Shibley Telhami, a University of Maryland professor and Brookings Institution analyst, said the military may have anchored the government but, “At some point, they are going to have to make a decision about protecting the institution beyond the man.”

And Fouad Ajami, a Johns Hopkins University professor and Hoover Institution analyst, said Mubarak’s invocation of his years of service was “almost pathetic.”

“I believe the crowd was discovering its power as Mubarak was discovering his own weakness and the vulnerability of his own regime,” Ajami said. Now, “No one believes his promises, and now no one really believes his threats.”

The demonstrations had turned ugly last Friday, when thousands of riot and plainclothes police used brutal force to crack down on people on the streets.

Unconfirmed reports suggest up to 300 people may have been killed during the protests, U.N. High Commissioner for Human Rights Navi Pillay said Tuesday. Human Rights Watch has reported 80 deaths from two hospitals in Cairo, 36 in Alexandria and 13 in Suez.

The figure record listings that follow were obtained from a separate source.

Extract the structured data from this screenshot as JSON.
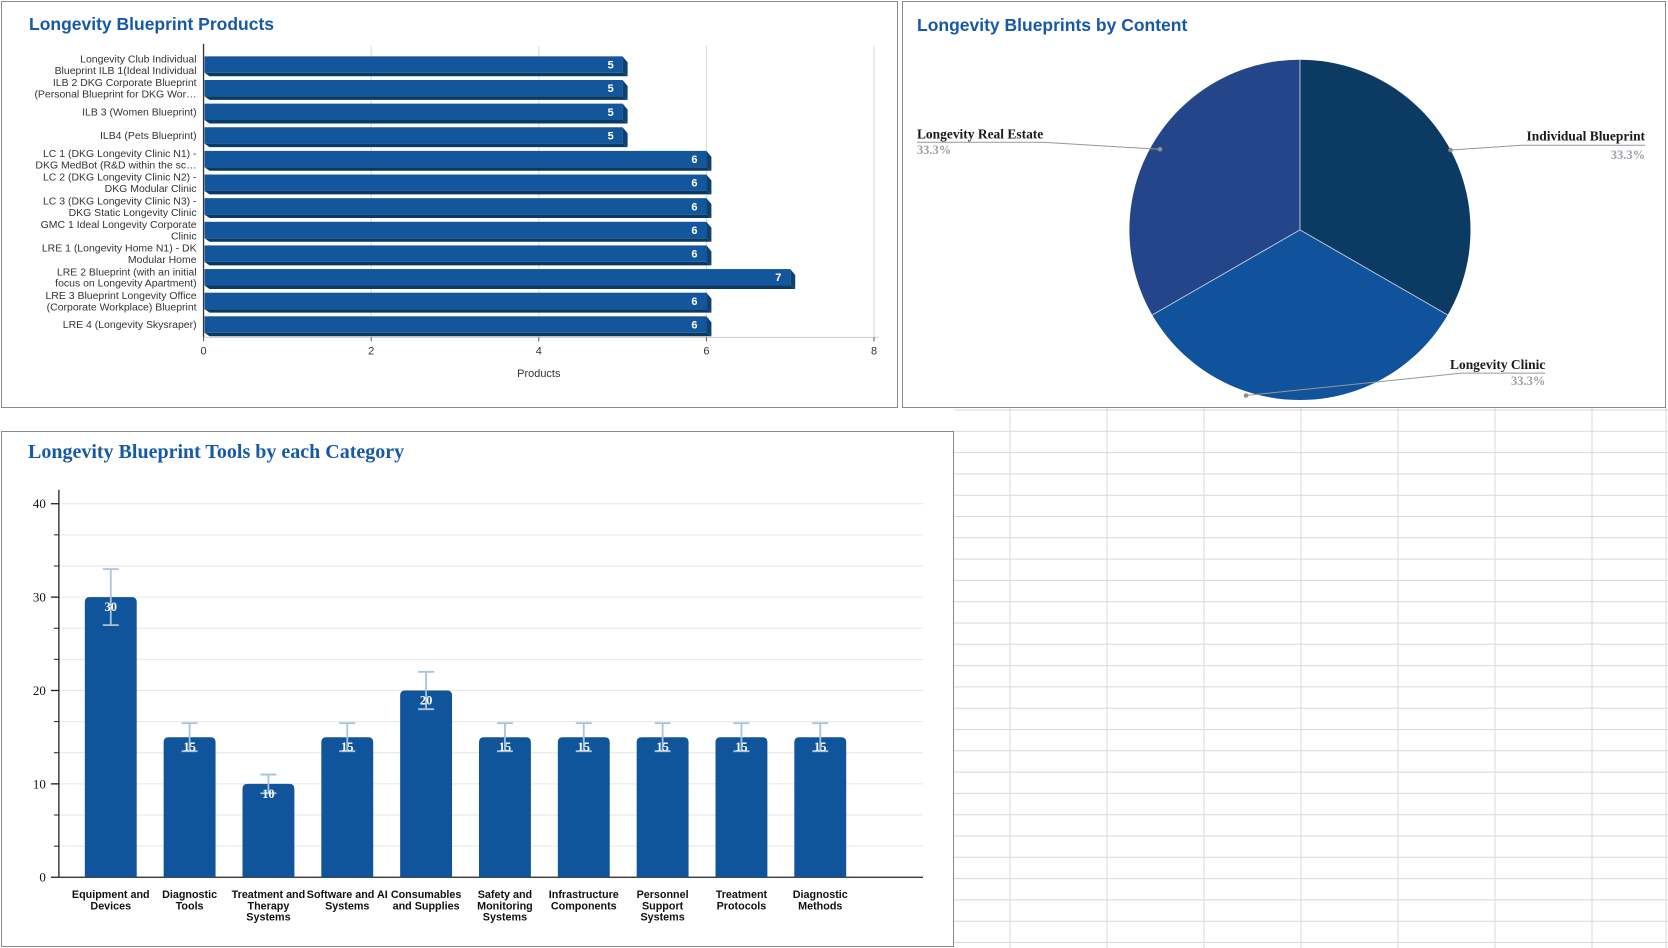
{
  "colors": {
    "title_blue": "#1659a9",
    "grid_line": "#d9d9d9",
    "panel_border": "#8a8a8a",
    "leader_gray": "#979797",
    "pct_gray": "#9aa1a8"
  },
  "chart_data": [
    {
      "id": "products",
      "type": "bar",
      "orientation": "horizontal",
      "title": "Longevity Blueprint Products",
      "xlabel": "Products",
      "xticks": [
        0,
        2,
        4,
        6,
        8
      ],
      "xlim": [
        0,
        8
      ],
      "grid": true,
      "bar_color": "#14569c",
      "shadow_color": "#0a3a63",
      "cap_color": "#0d416f",
      "value_label_color": "#ffffff",
      "categories": [
        "Longevity Club Individual Blueprint ILB 1(Ideal Individual",
        "ILB 2 DKG Corporate Blueprint (Personal Blueprint for DKG Wor…",
        "ILB 3 (Women Blueprint)",
        "ILB4 (Pets Blueprint)",
        "LC 1 (DKG Longevity Clinic N1) - DKG MedBot (R&D within the sc…",
        "LC 2 (DKG Longevity Clinic N2) - DKG Modular Clinic",
        "LC 3 (DKG Longevity Clinic N3) - DKG Static Longevity Clinic",
        "GMC 1 Ideal Longevity Corporate Clinic",
        "LRE 1 (Longevity Home N1) - DK Modular Home",
        "LRE 2 Blueprint (with an initial focus on Longevity Apartment)",
        "LRE 3 Blueprint Longevity Office (Corporate Workplace) Blueprint",
        "LRE 4 (Longevity Skysraper)"
      ],
      "category_lines": [
        [
          "Longevity Club Individual",
          "Blueprint ILB 1(Ideal Individual"
        ],
        [
          "ILB 2 DKG Corporate Blueprint",
          "(Personal Blueprint for DKG Wor…"
        ],
        [
          "ILB 3 (Women Blueprint)"
        ],
        [
          "ILB4 (Pets Blueprint)"
        ],
        [
          "LC 1 (DKG Longevity Clinic N1) -",
          "DKG MedBot (R&D within the sc…"
        ],
        [
          "LC 2 (DKG Longevity Clinic N2) -",
          "DKG Modular Clinic"
        ],
        [
          "LC 3 (DKG Longevity Clinic N3) -",
          "DKG Static Longevity Clinic"
        ],
        [
          "GMC 1 Ideal Longevity Corporate",
          "Clinic"
        ],
        [
          "LRE 1 (Longevity Home N1) - DK",
          "Modular Home"
        ],
        [
          "LRE 2 Blueprint (with an initial",
          "focus on Longevity Apartment)"
        ],
        [
          "LRE 3 Blueprint Longevity Office",
          "(Corporate Workplace) Blueprint"
        ],
        [
          "LRE 4 (Longevity Skysraper)"
        ]
      ],
      "values": [
        5,
        5,
        5,
        5,
        6,
        6,
        6,
        6,
        6,
        7,
        6,
        6
      ]
    },
    {
      "id": "content",
      "type": "pie",
      "title": "Longevity Blueprints by Content",
      "start_angle": 90,
      "direction": "clockwise",
      "slices": [
        {
          "label": "Individual Blueprint",
          "pct": "33.3%",
          "value": 33.3,
          "color": "#0b3a63"
        },
        {
          "label": "Longevity Clinic",
          "pct": "33.3%",
          "value": 33.3,
          "color": "#10529b"
        },
        {
          "label": "Longevity Real Estate",
          "pct": "33.3%",
          "value": 33.3,
          "color": "#24458a"
        }
      ]
    },
    {
      "id": "tools",
      "type": "bar",
      "orientation": "vertical",
      "title": "Longevity Blueprint Tools by each Category",
      "yticks": [
        0,
        10,
        20,
        30,
        40
      ],
      "ylim": [
        0,
        40
      ],
      "grid": true,
      "bar_color": "#10549b",
      "error_color": "#a9c3de",
      "value_label_color": "#ffffff",
      "categories": [
        "Equipment and Devices",
        "Diagnostic Tools",
        "Treatment and Therapy Systems",
        "Software and AI Systems",
        "Consumables and Supplies",
        "Safety and Monitoring Systems",
        "Infrastructure Components",
        "Personnel Support Systems",
        "Treatment Protocols",
        "Diagnostic Methods"
      ],
      "category_lines": [
        [
          "Equipment and",
          "Devices"
        ],
        [
          "Diagnostic",
          "Tools"
        ],
        [
          "Treatment and",
          "Therapy",
          "Systems"
        ],
        [
          "Software and AI",
          "Systems"
        ],
        [
          "Consumables",
          "and Supplies"
        ],
        [
          "Safety and",
          "Monitoring",
          "Systems"
        ],
        [
          "Infrastructure",
          "Components"
        ],
        [
          "Personnel",
          "Support",
          "Systems"
        ],
        [
          "Treatment",
          "Protocols"
        ],
        [
          "Diagnostic",
          "Methods"
        ]
      ],
      "values": [
        30,
        15,
        10,
        15,
        20,
        15,
        15,
        15,
        15,
        15
      ],
      "errors": [
        3,
        1.5,
        1,
        1.5,
        2,
        1.5,
        1.5,
        1.5,
        1.5,
        1.5
      ]
    }
  ]
}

CNN has not been able to independently confirm the death toll. But since the weekend, the army has replaced police as the enforcers of security, and the gatherings have been largely peaceful.

In recent days, protests inspired by the Tunisian outcome have spread to Algeria, Yemen, Jordan and Sudan. Calls for political reform prompted Jordan’s King Abdullah II Tuesday to dismiss his government and appoint a new prime minister, and a Facebook page urged similar demonstrations in Syria.

John Entelis, director of Middle East studies at New York’s Fordham University, said the Arab world is facing a “wave” of unrest sparked by the Tunisian revolt.

“If it were not for Tunisia, none of this would be happening at this time or in this way,” Entelis said.